Во-первых, это представление о тайном порядке вещей, скрытых действиях и процессах, которые требуется обнаружить, «вывести на свет», разоблачить. 

Во-вторых, конспирология обусловлена потребностью в объяснении и определении границ зла как социальной и этической категории. При этом зло обязательно экстериоризируется, приписывается воображаемым «другим», то есть группам или отдельным людям, чьи цели и намерения по определению противоположны и вредоносны сообществу «своих».

Наконец, в-третьих, теории заговора оперируют представлением о людях или группах, обладающих несоизмеримыми по сравнению с обычным человеком интеллектуальными, властными и социальными возможностями. В этом смысле персонажи конспирологических историй действительно напоминают богов, и это свидетельствует о глубинном родстве теорий заговора и религиозного воображения.

Конспирологические сюжеты нередко разворачиваются в исторической перспективе: в теориях заговора такого типа речь идет о зловещих планах, чьи создатели – будь то масоны, сионские мудрецы или американские разведчики – давным-давно скончались. Это, однако, не мешает их воображаемым проектам «работать» и «сбываться», как будто эти планы обладают какой-то самостоятельной энергией и независимой от конкретных людей силой. Так что – повторю еще раз – конспирологию интересно анализировать как сочетание религиозного воображения и массовых представлений о политической власти.

– А в чем актуальность исследования теорий заговора?

Вряд ли на Николая Оводова повлиял лишь «мировой еврейский заговор», когда он брал в заложники свою семью.	 Кадр из видео YouTube
Вряд ли на Николая Оводова повлиял лишь «мировой еврейский заговор», когда он брал в заложники свою семью. Кадр из видео YouTube

– Я уже сказал, что современное распространение теорий заговора можно считать одним из побочных эффектов или следствий новейшей интеллектуальной истории человечества.
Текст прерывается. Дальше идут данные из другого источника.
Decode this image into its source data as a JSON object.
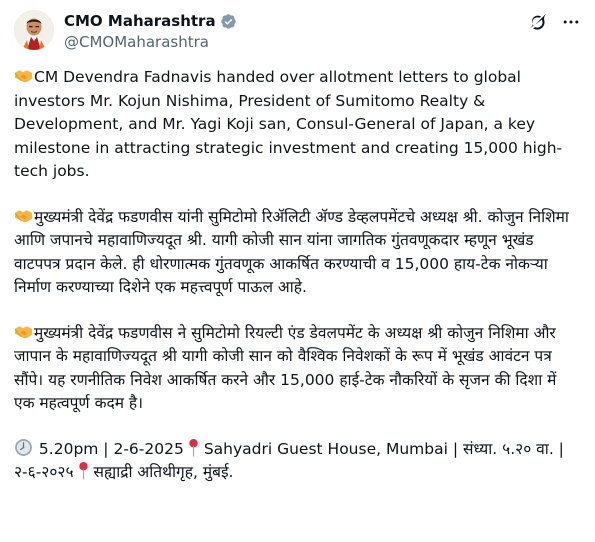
{
  "author": {
    "display_name": "CMO Maharashtra",
    "handle": "@CMOMaharashtra",
    "verified_icon": "gray-verified-badge-icon",
    "avatar_icon": "avatar"
  },
  "actions": {
    "grok_icon": "grok-icon",
    "more_icon": "more-options-icon"
  },
  "emoji": {
    "handshake": "handshake-icon",
    "clock": "clock-icon",
    "pin": "round-pushpin-icon"
  },
  "paragraphs": {
    "english": "CM Devendra Fadnavis handed over allotment letters to global investors Mr. Kojun Nishima, President of Sumitomo Realty & Development, and Mr. Yagi Koji san, Consul-General of Japan, a key milestone in attracting strategic investment and creating 15,000 high-tech jobs.",
    "marathi": "मुख्यमंत्री देवेंद्र फडणवीस यांनी सुमिटोमो रिॲलिटी ॲण्ड डेव्हलपमेंटचे अध्यक्ष श्री. कोजुन निशिमा आणि जपानचे महावाणिज्यदूत श्री. यागी कोजी सान यांना जागतिक गुंतवणूकदार म्हणून भूखंड वाटपपत्र प्रदान केले. ही धोरणात्मक गुंतवणूक आकर्षित करण्याची व 15,000 हाय-टेक नोकऱ्या निर्माण करण्याच्या दिशेने एक महत्त्वपूर्ण पाऊल आहे.",
    "hindi": "मुख्यमंत्री देवेंद्र फडणवीस ने सुमिटोमो रियल्टी एंड डेवलपमेंट के अध्यक्ष श्री कोजुन निशिमा और जापान के महावाणिज्यदूत श्री यागी कोजी सान को वैश्विक निवेशकों के रूप में भूखंड आवंटन पत्र सौंपे। यह रणनीतिक निवेश आकर्षित करने और 15,000 हाई-टेक नौकरियों के सृजन की दिशा में एक महत्वपूर्ण कदम है।",
    "time_part1": " 5.20pm | 2-6-2025",
    "location_en": "Sahyadri Guest House, Mumbai | संध्या. ५.२० वा. | २-६-२०२५",
    "location_mr": "सह्याद्री अतिथीगृह, मुंबई."
  }
}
Здесь, правда, нужно говорить не только об интеллектуальной, но и социально-экономической и технологической истории.

Формирование общества потребления и информационная революция, судя по всему, тоже способствуют развитию конспирологии: современный человек плохо справляется с многообразием информационных потоков и материальной культуры. В этих условиях теории заговора служат и для выражения психологического дискомфорта и опять-таки для упорядочивания или «упрощения» окружающей реальности.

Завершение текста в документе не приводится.